Publications
Preprints & Workshop Papers
ContextLeak: Auditing Leakage in Private In-Context Learning Methods
Jacob Choi*, Shuying Cao*, Xingjian Dong*, Amin Banayeeanzade, Wang Bill Zhu, Robin Jia, and Sai Praneeth Karimireddy
*Equal contribution
arXiv preprint arXiv:2512.16059; ACL 2025 L2M2 Workshop
arXiv
ContextLeak is an empirical auditing framework for measuring information leakage in private in-context learning methods. The project studies whether sensitive information contained in in-context examples can still be exposed through model outputs, even when privacy-preserving mechanisms or heuristic defenses are applied.
Our approach uses canary insertion and targeted adversarial queries to probe worst-case leakage behavior.

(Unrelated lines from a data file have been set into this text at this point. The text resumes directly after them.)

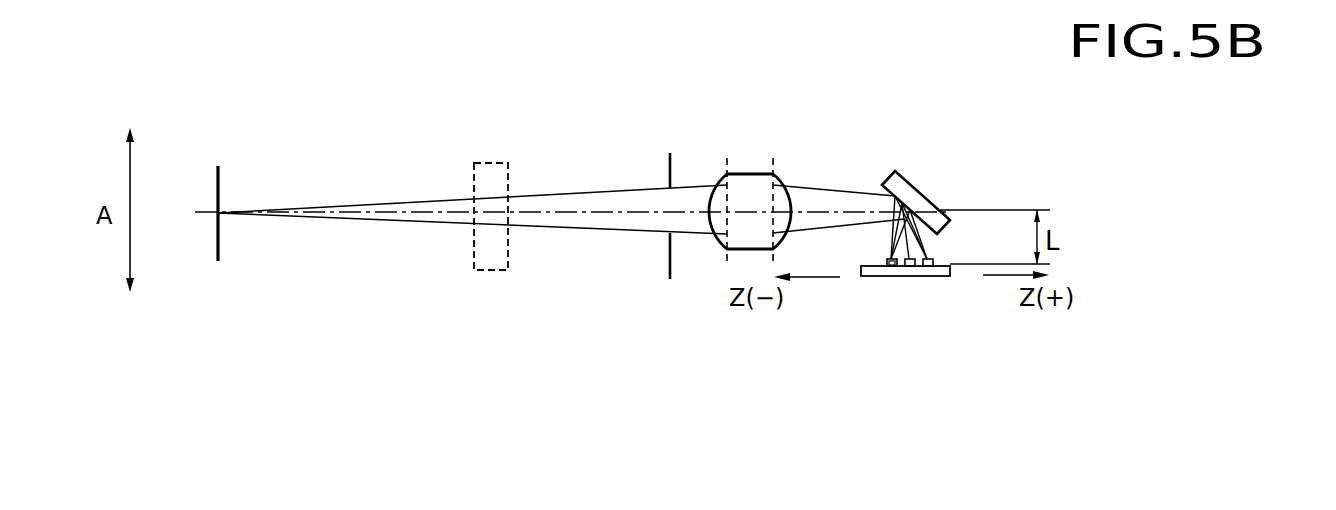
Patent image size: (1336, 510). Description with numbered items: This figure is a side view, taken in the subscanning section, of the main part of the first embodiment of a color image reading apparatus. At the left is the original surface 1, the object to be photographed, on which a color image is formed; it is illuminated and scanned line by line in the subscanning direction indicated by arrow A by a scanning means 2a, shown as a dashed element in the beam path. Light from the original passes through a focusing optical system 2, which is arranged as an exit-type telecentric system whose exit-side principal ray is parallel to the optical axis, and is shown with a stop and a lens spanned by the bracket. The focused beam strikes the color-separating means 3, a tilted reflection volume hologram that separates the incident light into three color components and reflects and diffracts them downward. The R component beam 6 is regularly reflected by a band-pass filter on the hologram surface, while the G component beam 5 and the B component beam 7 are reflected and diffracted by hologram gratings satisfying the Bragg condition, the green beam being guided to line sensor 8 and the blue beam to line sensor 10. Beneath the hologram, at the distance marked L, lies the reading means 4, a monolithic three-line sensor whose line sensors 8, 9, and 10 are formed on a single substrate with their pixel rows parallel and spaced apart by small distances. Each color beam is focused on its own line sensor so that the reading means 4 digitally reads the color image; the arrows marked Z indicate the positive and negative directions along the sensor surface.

The original surface 1 is at (220, 178).
The focusing optical system 2 is at (803, 141).
The scanning means 2a is at (490, 180).
The color-separating means 3 is at (897, 170).
The reading means 4 is at (947, 277).
The G component beam 5 is at (893, 237).
The R component beam 6 is at (900, 277).
The B component beam 7 is at (925, 238).
The line sensor 8 is at (889, 277).
The line sensor 9 is at (910, 277).
The line sensor 10 is at (927, 277).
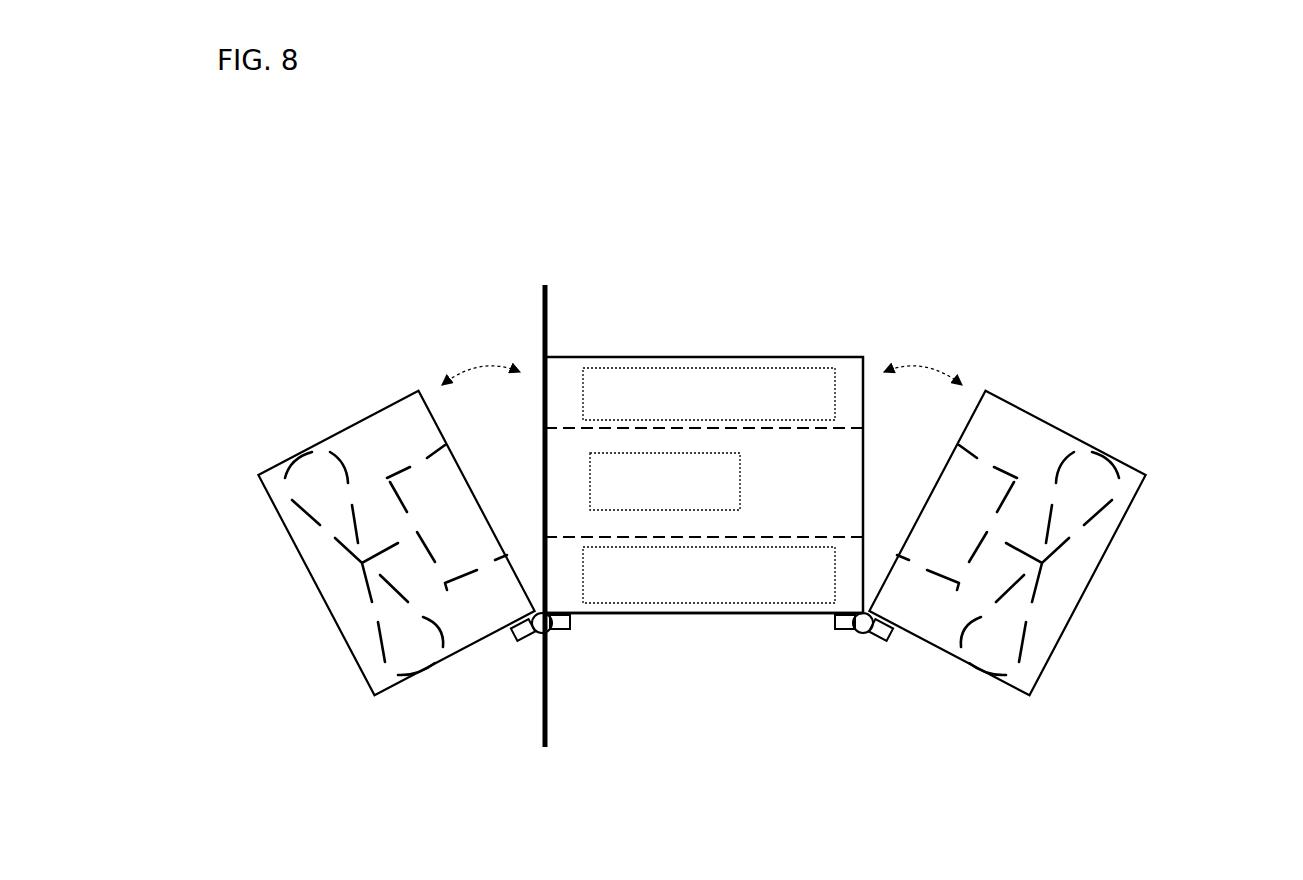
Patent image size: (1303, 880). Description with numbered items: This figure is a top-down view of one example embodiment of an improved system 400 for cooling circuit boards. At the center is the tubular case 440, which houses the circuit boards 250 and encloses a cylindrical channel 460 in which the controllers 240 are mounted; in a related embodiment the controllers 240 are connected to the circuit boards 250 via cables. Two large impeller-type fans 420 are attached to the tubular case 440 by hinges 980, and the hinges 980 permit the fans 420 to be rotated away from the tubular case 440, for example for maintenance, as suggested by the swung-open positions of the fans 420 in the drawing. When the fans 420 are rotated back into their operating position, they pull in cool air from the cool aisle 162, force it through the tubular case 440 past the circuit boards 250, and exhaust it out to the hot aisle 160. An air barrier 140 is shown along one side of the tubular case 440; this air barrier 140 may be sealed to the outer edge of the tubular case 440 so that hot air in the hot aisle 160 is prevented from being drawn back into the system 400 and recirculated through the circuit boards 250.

The air barrier 140 is at (551, 680).
The hot aisle 160 is at (245, 706).
The cool aisle 162 is at (1150, 700).
The controllers 240 is at (665, 481).
The circuit boards 250 is at (709, 485).
The system for cooling circuit boards 400 is at (794, 434).
The impeller-type fans 420 is at (385, 405).
The tubular case 440 is at (675, 615).
The cylindrical channel 460 is at (704, 485).
The hinges 980 is at (863, 634).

By designing different types of canaries and query strategies, ContextLeak provides a systematic way to evaluate how much private information may be recoverable from model responses under different privacy mechanisms, model families, and task settings.
We evaluate ContextLeak across both classification and open-ended generation tasks, including private ICL mechanisms with theoretical guarantees and heuristic defenses. The results highlight the gap between theoretical privacy protection and empirical leakage behavior, and show the importance of auditing deployed LLM systems beyond relying only on formal guarantees.